Website: http://sakailab.com/www4/
Contact:
PILOT TASKS
"Text reading signals in Information Retrieval"
Abstract:
The NTCIR-16 RCIR pilot task aims to motivate the development of a first generation of personalised retrieval techniques that integrate reading comprehension measures from biosignals as a source of evidence when ranking text content. Participating researchers will develop and benchmark approaches to integrate multi-modal signals (e.g. eye tracking, EOG, screenshots, etc) into the retrieval process for two sub-tasks, a comprehension-evaluation task (CET) that aims to sort texts in terms of comprehension levels, and a comprehension-based retrieval task (CRT) that aims to rank texts (for a variety of topics) by integrating comprehension-evidence into the IR process.
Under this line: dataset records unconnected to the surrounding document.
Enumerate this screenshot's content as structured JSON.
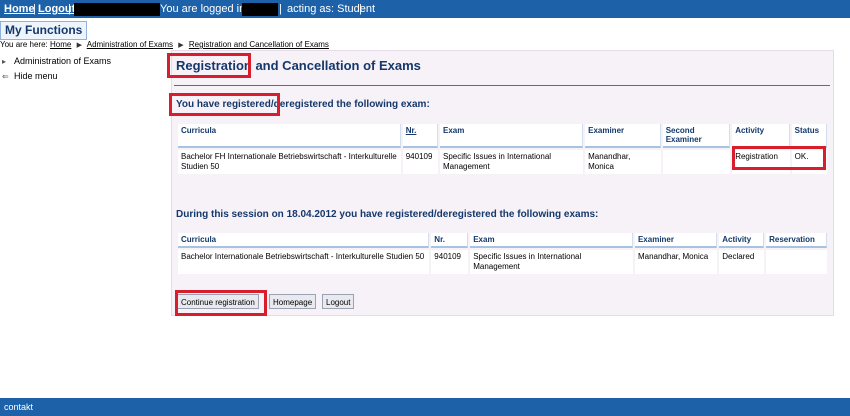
{
  "topbar": {
    "home": "Home",
    "logout": "Logout",
    "logged_in_text": "You are logged in as",
    "acting_as": "acting as: Student"
  },
  "my_functions": "My Functions",
  "breadcrumb": {
    "prefix": "You are here:",
    "items": [
      "Home",
      "Administration of Exams",
      "Registration and Cancellation of Exams"
    ]
  },
  "sidebar": {
    "items": [
      {
        "label": "Administration of Exams",
        "icon": "triangle-right-icon"
      },
      {
        "label": "Hide menu",
        "icon": "arrow-left-icon"
      }
    ]
  },
  "main": {
    "title": "Registration and Cancellation of Exams",
    "confirmation": "You have registered/deregistered the following exam:",
    "session_heading": "During this session on 18.04.2012 you have registered/deregistered the following exams:"
  },
  "table1": {
    "headers": [
      "Curricula",
      "Nr.",
      "Exam",
      "Examiner",
      "Second Examiner",
      "Activity",
      "Status"
    ],
    "row": {
      "curricula": "Bachelor FH Internationale Betriebswirtschaft - Interkulturelle Studien 50",
      "nr": "940109",
      "exam": "Specific Issues in International Management",
      "examiner": "Manandhar, Monica",
      "second_examiner": "",
      "activity": "Registration",
      "status": "OK."
    }
  },
  "table2": {
    "headers": [
      "Curricula",
      "Nr.",
      "Exam",
      "Examiner",
      "Activity",
      "Reservation"
    ],
    "row": {
      "curricula": "Bachelor Internationale Betriebswirtschaft - Interkulturelle Studien 50",
      "nr": "940109",
      "exam": "Specific Issues in International Management",
      "examiner": "Manandhar, Monica",
      "activity": "Declared",
      "reservation": ""
    }
  },
  "buttons": {
    "continue": "Continue registration",
    "homepage": "Homepage",
    "logout": "Logout"
  },
  "footer": "contakt",
  "colors": {
    "bar": "#1d62a8",
    "heading": "#14386b",
    "highlight": "#d81e2c",
    "content_bg": "#f7f1f8"
  }
}
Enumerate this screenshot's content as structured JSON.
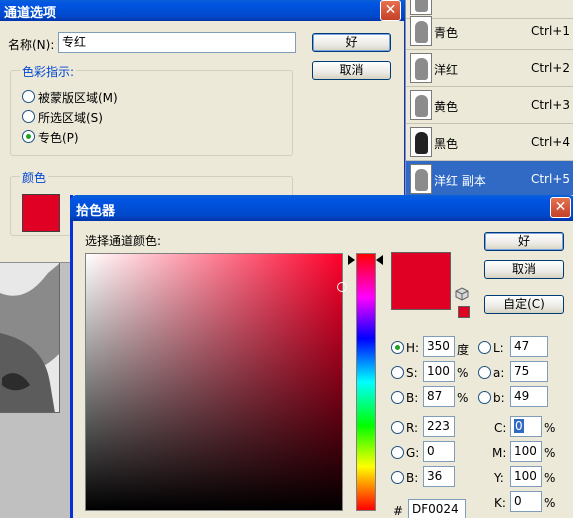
{
  "channel_options": {
    "title": "通道选项",
    "close_glyph": "✕",
    "name_label": "名称(N):",
    "name_value": "专红",
    "ok_label": "好",
    "cancel_label": "取消",
    "group_label": "色彩指示:",
    "options": [
      "被蒙版区域(M)",
      "所选区域(S)",
      "专色(P)"
    ],
    "selected_option": 2,
    "color_group_label": "颜色",
    "color_swatch": "#df0024"
  },
  "channels": [
    {
      "name": "青色",
      "shortcut": "Ctrl+1"
    },
    {
      "name": "洋红",
      "shortcut": "Ctrl+2"
    },
    {
      "name": "黄色",
      "shortcut": "Ctrl+3"
    },
    {
      "name": "黑色",
      "shortcut": "Ctrl+4"
    },
    {
      "name": "洋红 副本",
      "shortcut": "Ctrl+5"
    }
  ],
  "color_picker": {
    "title": "拾色器",
    "close_glyph": "✕",
    "select_label": "选择通道颜色:",
    "ok_label": "好",
    "cancel_label": "取消",
    "custom_label": "自定(C)",
    "hsb": [
      {
        "label": "H:",
        "value": "350",
        "unit": "度"
      },
      {
        "label": "S:",
        "value": "100",
        "unit": "%"
      },
      {
        "label": "B:",
        "value": "87",
        "unit": "%"
      }
    ],
    "lab": [
      {
        "label": "L:",
        "value": "47"
      },
      {
        "label": "a:",
        "value": "75"
      },
      {
        "label": "b:",
        "value": "49"
      }
    ],
    "rgb": [
      {
        "label": "R:",
        "value": "223"
      },
      {
        "label": "G:",
        "value": "0"
      },
      {
        "label": "B:",
        "value": "36"
      }
    ],
    "cmyk": [
      {
        "label": "C:",
        "value": "0",
        "unit": "%"
      },
      {
        "label": "M:",
        "value": "100",
        "unit": "%"
      },
      {
        "label": "Y:",
        "value": "100",
        "unit": "%"
      },
      {
        "label": "K:",
        "value": "0",
        "unit": "%"
      }
    ],
    "hex_label": "#",
    "hex_value": "DF0024",
    "selected_radio": "H",
    "current_color": "#df0024"
  }
}
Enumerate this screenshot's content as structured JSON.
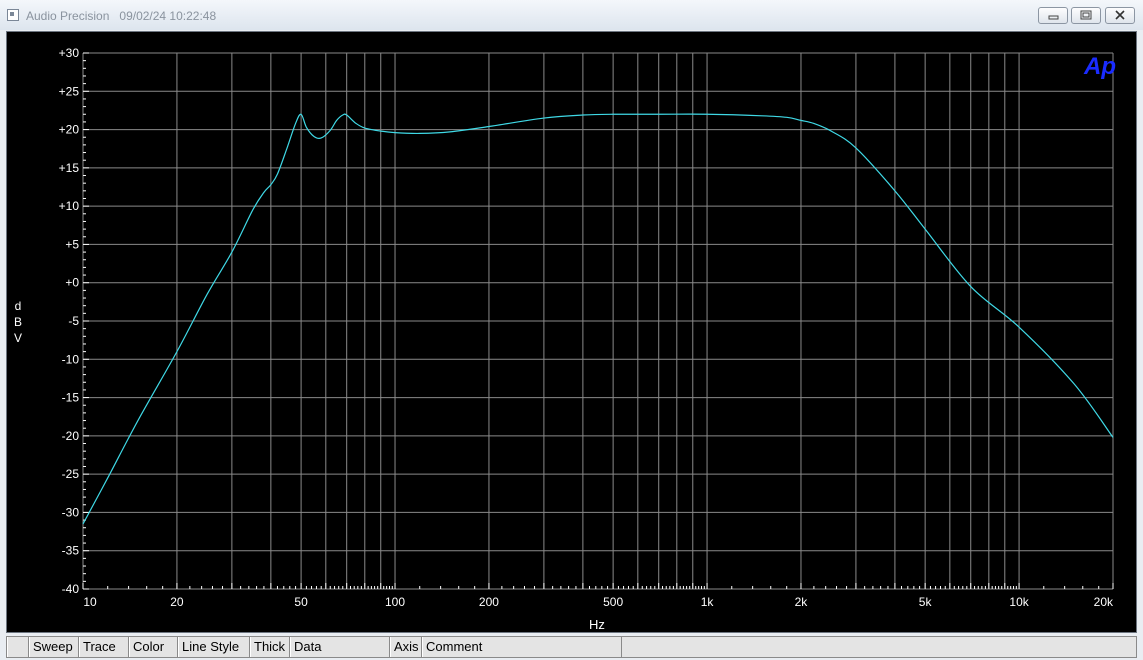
{
  "window": {
    "app_name": "Audio Precision",
    "timestamp": "09/02/24 10:22:48"
  },
  "logo": {
    "text": "Ap",
    "color": "#1a2cff"
  },
  "tabs": [
    "Sweep",
    "Trace",
    "Color",
    "Line Style",
    "Thick",
    "Data",
    "Axis",
    "Comment"
  ],
  "colors": {
    "background": "#000000",
    "grid": "#8a8a8a",
    "trace": "#3fd9e6",
    "tick_text": "#ffffff"
  },
  "chart_data": {
    "type": "line",
    "xscale": "log",
    "xlim": [
      10,
      20000
    ],
    "ylim": [
      -40,
      30
    ],
    "xlabel": "Hz",
    "ylabel": "dBV",
    "grid": true,
    "x_tick_labels": [
      {
        "value": 10,
        "label": "10"
      },
      {
        "value": 20,
        "label": "20"
      },
      {
        "value": 50,
        "label": "50"
      },
      {
        "value": 100,
        "label": "100"
      },
      {
        "value": 200,
        "label": "200"
      },
      {
        "value": 500,
        "label": "500"
      },
      {
        "value": 1000,
        "label": "1k"
      },
      {
        "value": 2000,
        "label": "2k"
      },
      {
        "value": 5000,
        "label": "5k"
      },
      {
        "value": 10000,
        "label": "10k"
      },
      {
        "value": 20000,
        "label": "20k"
      }
    ],
    "y_tick_labels": [
      {
        "value": 30,
        "label": "+30"
      },
      {
        "value": 25,
        "label": "+25"
      },
      {
        "value": 20,
        "label": "+20"
      },
      {
        "value": 15,
        "label": "+15"
      },
      {
        "value": 10,
        "label": "+10"
      },
      {
        "value": 5,
        "label": "+5"
      },
      {
        "value": 0,
        "label": "+0"
      },
      {
        "value": -5,
        "label": "-5"
      },
      {
        "value": -10,
        "label": "-10"
      },
      {
        "value": -15,
        "label": "-15"
      },
      {
        "value": -20,
        "label": "-20"
      },
      {
        "value": -25,
        "label": "-25"
      },
      {
        "value": -30,
        "label": "-30"
      },
      {
        "value": -35,
        "label": "-35"
      },
      {
        "value": -40,
        "label": "-40"
      }
    ],
    "series": [
      {
        "x": [
          10,
          12,
          15,
          20,
          25,
          30,
          35,
          38,
          40,
          42,
          45,
          48,
          50,
          52,
          55,
          58,
          62,
          65,
          68,
          70,
          75,
          80,
          90,
          100,
          120,
          150,
          200,
          300,
          400,
          500,
          700,
          1000,
          1500,
          1800,
          2000,
          2200,
          2500,
          3000,
          4000,
          5000,
          7000,
          10000,
          15000,
          20000
        ],
        "y": [
          -31.5,
          -25.5,
          -18,
          -9,
          -1.5,
          4,
          9.5,
          11.8,
          12.8,
          14.2,
          17.5,
          20.8,
          22.0,
          20.3,
          19.1,
          18.9,
          19.9,
          21.2,
          21.9,
          21.9,
          20.8,
          20.2,
          19.8,
          19.6,
          19.5,
          19.7,
          20.4,
          21.5,
          21.9,
          22.0,
          22.0,
          22.0,
          21.8,
          21.6,
          21.2,
          20.8,
          19.8,
          17.6,
          12.0,
          7.0,
          -0.5,
          -5.8,
          -13.2,
          -20.2
        ]
      }
    ]
  }
}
Both sub-tasks are exploratory in nature, but designed to facilitate initial experimentation on the topic by the community. A new dataset will be generated by the organisers and will consist of textual data extracted from Wikipedia (the content texts) as well as a range of preprocessed biometric signal data. Runs will be ranked in terms of appropriate evaluation measures.
Website:
http://ntcir-rcir.computing.dcu.ie/
Contact:
"Medical natural language processing using real medical documents"
Abstract:
Recently, more and more medical records are written in electronic format in place of paper, which leads to a higher importance of information processing techniques in medical fields. However, the amount of privacy-free medical text data is still small in non-English languages, such as Japanese and Chinese. In such a situation, we had proposed a series of previous four medical natural language processing (MedNLP) tasks, MedNLP-1, MedNLP-2, MedNLPDoc, and MedWeb. However, we did not utilize the real data and relied only on dummy data. Specifically, dummy medical reports created by medical doctors were used for MedNLP-1 and MedNLP-2; textual medical records from a medical textbook were used for MedNLPDoc; dummy Twitter data were created and used for MedWeb. In this proposed pilot task, we re-design the scheme, which holds the following two core resources for medical AI tasks; (1) Case-Report dataset and (2) Radiographic-Report dataset. More importantly, we prepare the real data in Japanese and translate the original reports into English, enabling us to develop the first benchmark for multi-language medical NLP. This task will yield promising technologies to develop practical computational systems for supporting a wide range of medical services.
Website:
https://sociocom.naist.jp/real-mednlp/
Contact:
"Session search tasks based on practical data"
Abstract:
We propose this new task to support intensive investigations of session search or task- oriented search, namely NTCIR-16 Session Search (SS) task. Relevant tasks such as TREC Session Tracks and Dynamic Domain (DD) Tracks have terminated for years. However, how to optimize and further evaluate whole-session system performance is still challenging these days. As Session Tracks and DD tracks have their limitations, we project new settings that support (1) large-scale practical session datasets for model training, (2) both ad-hoc and session-level evaluation. We believe that the new task will facilitate the development of IR community in the related domain.
Website:
http://www.thuir.cn/session-search/
Contact:
"Evaluating unbiased learning-to-rank with user simulation"
Abstract:
Unbiased learning to rank (ULTR) with biased user behavior data has received considerable attention in the IR community. However, how to properly evaluate and compare different ULTR approaches has not been systematically investigated and there is no shared task or benchmark that is specifically developed for ULTR. In this paper, we propose Unbiased Learning to Ranking Evaluation Task (ULTRE) as a pilot task in NTCIR 16. In ULTRE, we plan to design a user-simulation based evaluation protocol and implement an online benchmarking service for the training and evaluation of both offline and online ULTR models. We will also investigate questions of ULTR evaluation, particularly whether and how different user simulation models affect the evaluation results.